Between January and March 2017 gin sales reached 6.4 million bottles of which 2.6 million, 41%, of those bottles were sold in the month of March.
Last year during the same 12-week period 9 million bottles of gin were sold of which 4.7 million, 52%, of those flew off our shelves in March.
Sales of alcohol are traditionally slow in the first three months of the year, compared to the summer and the festive season, however there is a noticeable spike in sales in March according to data providers Nielsen.
The WSTA’s Market Report revealed gin hit another record high last year with the juniper-based spirit breaking £2 billion in annual sales for the first time.
The latest figures show that sales of gin over the 12-week Christmas period (up to 29/12/2018) were up 40% on the same period last year.

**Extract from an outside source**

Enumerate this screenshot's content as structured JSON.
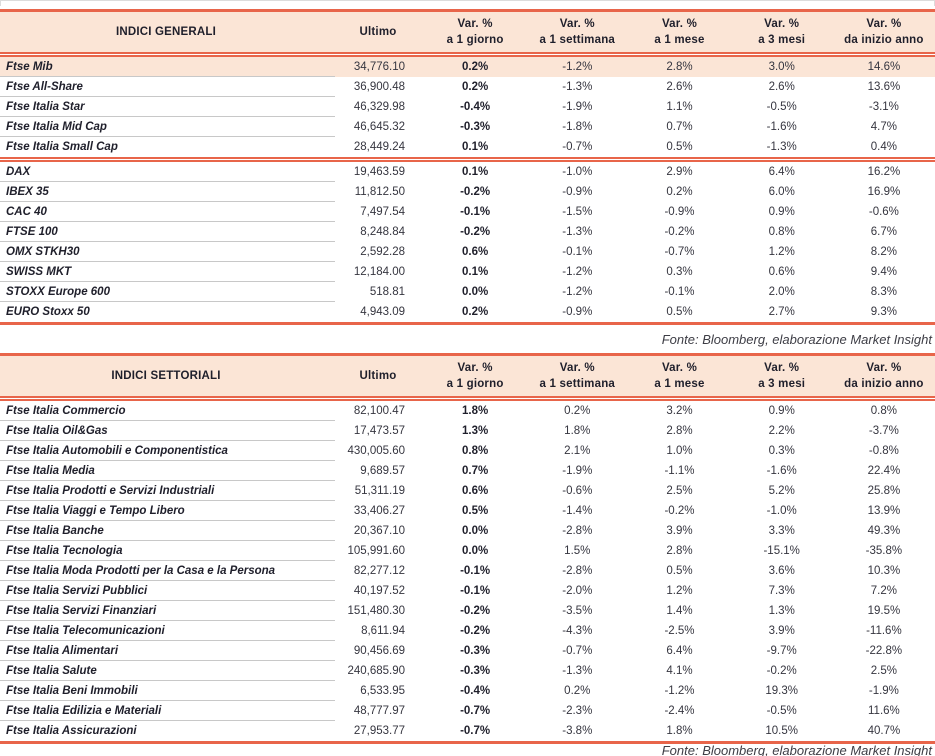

Add this to the latest value of British gin exports and the quintessentially British spirit was worth over £2.7 billion for the whole of 2018.
There are now hundreds of different gin brands to choose from, using a huge range of different botanicals and in the last year a surge of pink gins entering the market.
Two years ago, only a handful of brands were making flavoured gin, then last year the category was valued at £165 million, up a whopping 751% on the same period the previous year.
In 2018 HMRC records showed that the number of distilleries in England overtook distilleries registered in Scotland for the first time.
There are a total of 361 distilleries making spirits in the UK, with 54 opening in 2018 – the equivalent of one a week. 166 distilleries are in England, 160 in Scotland, 19 in Wales and 16 in Northern Ireland.
Spirit makers expect to see more bottles sold in March in 2019 than ever before along with a range of gin experiences and gin accessories.
Miles Beale, Chief Executive of the Wine and Spirit Trade Association, said:
“The truly staggering rise in gin sales shows that British gin is gaining more and more fans by the day, with the latest expression of the UK’s fastest growing spirit pink gin. It’s high time gin’s new status and reputation were celebrated and supported by Government, which should be offering more support for British gin exports and a less taxing duty regime, both of which fail to support our entrepreneurial and innovative distillers.”